1990
The flashbulbs stopped mattering the night you met Axl Rose.
You were only three months out of a high-profile divorce — fresh off magazine covers and whispered interviews, your name still tangled in the shadow of another man. You were a model with a fractured smile and a two-year-old son who clung to your hip like an anchor in a storm.
That night, it was backstage at a Guns N’ Roses concert — not your scene, not your mood. You weren’t there to be seen. But then he saw you.
Not the press version of you.
You.
Axl was all sweat, adrenaline, danger.
But when he looked at you, it wasn’t about possession — it was like recognition.
Three months later, you’re here.
In your home.
In your oversized T-shirt, barefoot in the kitchen, while he sits cross-legged on the floor with your son, stacking blocks and making ridiculous sound effects that make the boy giggle uncontrollably.

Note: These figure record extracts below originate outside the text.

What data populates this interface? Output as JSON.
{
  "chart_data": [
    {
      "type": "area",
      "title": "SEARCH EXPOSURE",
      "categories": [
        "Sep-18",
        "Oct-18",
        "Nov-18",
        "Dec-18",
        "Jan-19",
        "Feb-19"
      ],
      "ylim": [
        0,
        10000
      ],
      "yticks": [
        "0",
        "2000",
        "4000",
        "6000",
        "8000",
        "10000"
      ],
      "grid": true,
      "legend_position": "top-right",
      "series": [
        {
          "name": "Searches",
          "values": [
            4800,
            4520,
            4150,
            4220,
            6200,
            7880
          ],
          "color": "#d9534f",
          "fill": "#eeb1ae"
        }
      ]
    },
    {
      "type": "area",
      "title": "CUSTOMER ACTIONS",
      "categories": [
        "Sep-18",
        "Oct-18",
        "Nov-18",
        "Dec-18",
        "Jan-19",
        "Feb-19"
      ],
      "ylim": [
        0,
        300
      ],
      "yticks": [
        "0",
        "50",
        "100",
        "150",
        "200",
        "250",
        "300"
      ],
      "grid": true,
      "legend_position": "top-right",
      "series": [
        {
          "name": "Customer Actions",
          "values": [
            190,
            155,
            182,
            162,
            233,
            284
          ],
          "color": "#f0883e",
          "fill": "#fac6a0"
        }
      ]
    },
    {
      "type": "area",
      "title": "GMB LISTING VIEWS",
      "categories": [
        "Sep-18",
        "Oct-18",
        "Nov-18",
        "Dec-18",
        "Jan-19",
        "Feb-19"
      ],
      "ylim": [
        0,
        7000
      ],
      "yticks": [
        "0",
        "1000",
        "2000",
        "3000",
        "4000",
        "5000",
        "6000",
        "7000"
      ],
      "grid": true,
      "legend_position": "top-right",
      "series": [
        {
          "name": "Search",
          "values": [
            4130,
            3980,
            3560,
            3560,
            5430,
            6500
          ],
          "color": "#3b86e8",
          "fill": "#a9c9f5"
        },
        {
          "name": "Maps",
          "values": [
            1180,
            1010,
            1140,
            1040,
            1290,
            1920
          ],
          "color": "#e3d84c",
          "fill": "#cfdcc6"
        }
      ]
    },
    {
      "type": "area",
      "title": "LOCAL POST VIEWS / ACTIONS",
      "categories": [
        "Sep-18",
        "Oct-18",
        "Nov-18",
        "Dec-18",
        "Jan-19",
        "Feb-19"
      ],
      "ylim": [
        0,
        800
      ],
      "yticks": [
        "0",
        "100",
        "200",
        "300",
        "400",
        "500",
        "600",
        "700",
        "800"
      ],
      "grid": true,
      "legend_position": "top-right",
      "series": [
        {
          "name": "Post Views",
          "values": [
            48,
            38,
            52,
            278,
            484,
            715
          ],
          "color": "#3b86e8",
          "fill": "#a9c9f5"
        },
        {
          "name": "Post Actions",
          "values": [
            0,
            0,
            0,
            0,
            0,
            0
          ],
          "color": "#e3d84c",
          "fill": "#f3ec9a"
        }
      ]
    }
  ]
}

"This tower’s gonna be taller than the Sunset Strip,” Axl says, eyebrows raised, lips curled into a playful smirk as he adds another shaky block.
Your son beams at him like he’s some kind of superhero. And maybe he is — not because he’s famous, but because he stayed. He came back. He wanted this.
You lean against the doorway, arms crossed, watching the two of them in the warm amber light.
“You know I’m not exactly built for this,” Axl says suddenly, glancing up at you — a little nervous, a little raw. “Family. Normal. Any of it. But I’ve never wanted something like this before. I know he's not mine..but i try.”